1) Use HVAC when it costs the least

For the majority of businesses, HVAC is the biggest, baddest load in the building. When it is hot in the summer, all the HVAC units come on early in the day before the solar starts producing, and then stay on after the solar production rolls off. Consequently, HVAC demand spikes are pure evil for solar ROI. We like to call them the “energy load devil horns” because of the load graph. See what I mean below:

When the solar carves out the load in the middle of the day, it leaves these devilishly expensive peaks at the beginning and end of the day. To reduce these peaks, pre-condition your building before business starts and when the solar PV is pumping. Then you can taper off the HVAC system as solar production goes down in the afternoon, avoiding those costly spikes.

2) Intelligently manage electric vehicle charging

If your business has invested in electric vehicle chargers, you may have noticed two things:

  • First, you probably have happy employees and customers enjoying their green vehicles.

  • Second, the demand charge portion of your utility bill has spiked through the roof.

To avoid EV charger demand peaks, you can add smart controls on your electric vehicle chargers. Intelligent controls make sure that all of the chargers don’t turn on at the same time unnecessarily, avoiding massive peaks by alternating and coordinating charger loads.

3) Control water pumps and water heaters

Similar to the HVAC, no one in a fitness center or a hotel cares when the water pumps and heaters are running. They only care about the pool being comfortably warm and clean when they use it. By controlling water pumps and heaters, and shifting the pumping times to the least costly time to use energy, you can further shave off demand spikes. Of course, this takes a lot of monitoring and manual facility management, but it can be done.

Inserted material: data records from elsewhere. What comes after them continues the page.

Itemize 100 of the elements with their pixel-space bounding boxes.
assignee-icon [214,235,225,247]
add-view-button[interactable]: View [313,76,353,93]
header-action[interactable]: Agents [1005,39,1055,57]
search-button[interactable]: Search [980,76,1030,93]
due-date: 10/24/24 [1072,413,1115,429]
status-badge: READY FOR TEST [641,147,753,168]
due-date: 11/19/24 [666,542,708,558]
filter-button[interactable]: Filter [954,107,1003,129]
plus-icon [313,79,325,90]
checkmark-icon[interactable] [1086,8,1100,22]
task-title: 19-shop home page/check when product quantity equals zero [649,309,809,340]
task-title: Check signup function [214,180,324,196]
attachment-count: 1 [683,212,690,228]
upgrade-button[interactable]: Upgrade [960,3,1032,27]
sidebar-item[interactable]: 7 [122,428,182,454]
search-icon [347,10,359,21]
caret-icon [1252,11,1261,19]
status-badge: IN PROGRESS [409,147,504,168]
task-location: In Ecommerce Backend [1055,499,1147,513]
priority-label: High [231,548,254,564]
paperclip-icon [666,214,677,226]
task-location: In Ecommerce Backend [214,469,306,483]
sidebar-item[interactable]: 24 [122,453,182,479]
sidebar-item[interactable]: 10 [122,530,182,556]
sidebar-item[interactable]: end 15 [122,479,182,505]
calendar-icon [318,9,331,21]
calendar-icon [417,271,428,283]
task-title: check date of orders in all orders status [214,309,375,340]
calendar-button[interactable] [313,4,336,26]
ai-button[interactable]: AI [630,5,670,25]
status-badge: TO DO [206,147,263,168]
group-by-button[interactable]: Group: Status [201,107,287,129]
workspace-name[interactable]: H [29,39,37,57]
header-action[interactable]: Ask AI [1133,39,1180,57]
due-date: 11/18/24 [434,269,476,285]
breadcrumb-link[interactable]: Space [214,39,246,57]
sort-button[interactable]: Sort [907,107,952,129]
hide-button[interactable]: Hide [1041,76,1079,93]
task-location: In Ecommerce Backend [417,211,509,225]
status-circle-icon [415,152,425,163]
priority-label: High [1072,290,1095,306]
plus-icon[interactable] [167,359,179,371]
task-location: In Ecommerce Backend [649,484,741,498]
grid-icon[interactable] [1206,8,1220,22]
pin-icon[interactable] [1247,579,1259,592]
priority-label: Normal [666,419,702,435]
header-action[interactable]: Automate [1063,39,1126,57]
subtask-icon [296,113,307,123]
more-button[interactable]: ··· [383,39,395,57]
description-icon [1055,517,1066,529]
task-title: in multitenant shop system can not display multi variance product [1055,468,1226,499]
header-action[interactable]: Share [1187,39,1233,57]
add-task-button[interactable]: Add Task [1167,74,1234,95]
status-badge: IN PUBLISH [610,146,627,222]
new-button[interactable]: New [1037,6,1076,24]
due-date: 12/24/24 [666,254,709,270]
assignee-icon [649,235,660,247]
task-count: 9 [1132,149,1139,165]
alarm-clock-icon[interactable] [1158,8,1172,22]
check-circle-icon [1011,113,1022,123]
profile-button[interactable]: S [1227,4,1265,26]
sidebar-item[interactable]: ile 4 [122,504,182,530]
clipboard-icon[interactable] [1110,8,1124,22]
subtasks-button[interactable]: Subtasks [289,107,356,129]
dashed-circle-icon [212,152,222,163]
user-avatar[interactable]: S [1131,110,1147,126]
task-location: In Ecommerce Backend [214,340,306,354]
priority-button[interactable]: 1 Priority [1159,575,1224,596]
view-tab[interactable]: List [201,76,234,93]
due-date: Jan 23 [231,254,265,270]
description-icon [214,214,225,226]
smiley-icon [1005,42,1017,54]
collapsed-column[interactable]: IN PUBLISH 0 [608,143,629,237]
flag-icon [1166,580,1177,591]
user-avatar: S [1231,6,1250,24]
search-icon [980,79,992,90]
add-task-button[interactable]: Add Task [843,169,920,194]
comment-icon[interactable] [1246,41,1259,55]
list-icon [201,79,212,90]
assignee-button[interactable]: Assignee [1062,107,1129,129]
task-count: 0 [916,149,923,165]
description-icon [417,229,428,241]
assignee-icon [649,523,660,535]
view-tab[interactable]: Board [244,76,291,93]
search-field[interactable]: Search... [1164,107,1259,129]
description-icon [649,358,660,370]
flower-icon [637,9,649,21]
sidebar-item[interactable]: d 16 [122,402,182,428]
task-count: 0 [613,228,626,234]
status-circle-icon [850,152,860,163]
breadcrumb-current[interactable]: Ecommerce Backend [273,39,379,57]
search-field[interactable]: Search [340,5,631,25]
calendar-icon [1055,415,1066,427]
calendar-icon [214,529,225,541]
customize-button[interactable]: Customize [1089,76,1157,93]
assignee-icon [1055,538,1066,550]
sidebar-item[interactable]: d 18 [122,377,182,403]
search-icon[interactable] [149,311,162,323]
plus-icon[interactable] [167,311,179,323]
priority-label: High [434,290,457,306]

4) Prepare for weather events

What happens when your solar is producing tons of electricity for your bustling business, and a cloud front passes overhead? Your solar stops producing, that’s what. But your business keeps running, spiking need for grid power and causing peak demand charges.

We often say here at Extensible Energy that “One cloud can ruin your whole month.” Fortunately, with smart forecasting and controls, you can prepare for a weather event, and make sure to avoid a costly cloud spike. When you see the weather coming a few hours out, smart controllers can prepare your building by pre-conditioning with the HVAC, or pre-charging the cars and batteries, then dialing the loads back when the weather comes through and the solar stops producing. Once again, it takes some planning and monitoring weather forecasts, but it can save a lot on demand charges.

5) Intelligently control flexible loads

So those are four strategies for reducing peak demand charges, but how do you control all of these loads and forecast for unplanned spikes?

The traditional way to do that is to put smart controls on all flexible loads, then hire an energy management team to monitor, predict, and control your loads continually. But unless you’re Willy Wonka and have a legion of Oompa Loompas running around to pull levers and dials at a moment’s notice when conditions change, this option may be cost-prohibitive and a giant headache.

The modern “solar plus” option is to use demand charge management software like Extensible Energy’s DemandEx. Like virtual Oompa Loompas, our algorithms intelligently and automatically monitor, predict, and control the flexible loads in your building.

The result is that DemandEx hammers down your solar building’s demand peaks without a thought from anyone at your business. By letting DemandEx control your building’s flexible loads, you save thousands on your bill and give Oompa Loompas a well-deserved rest.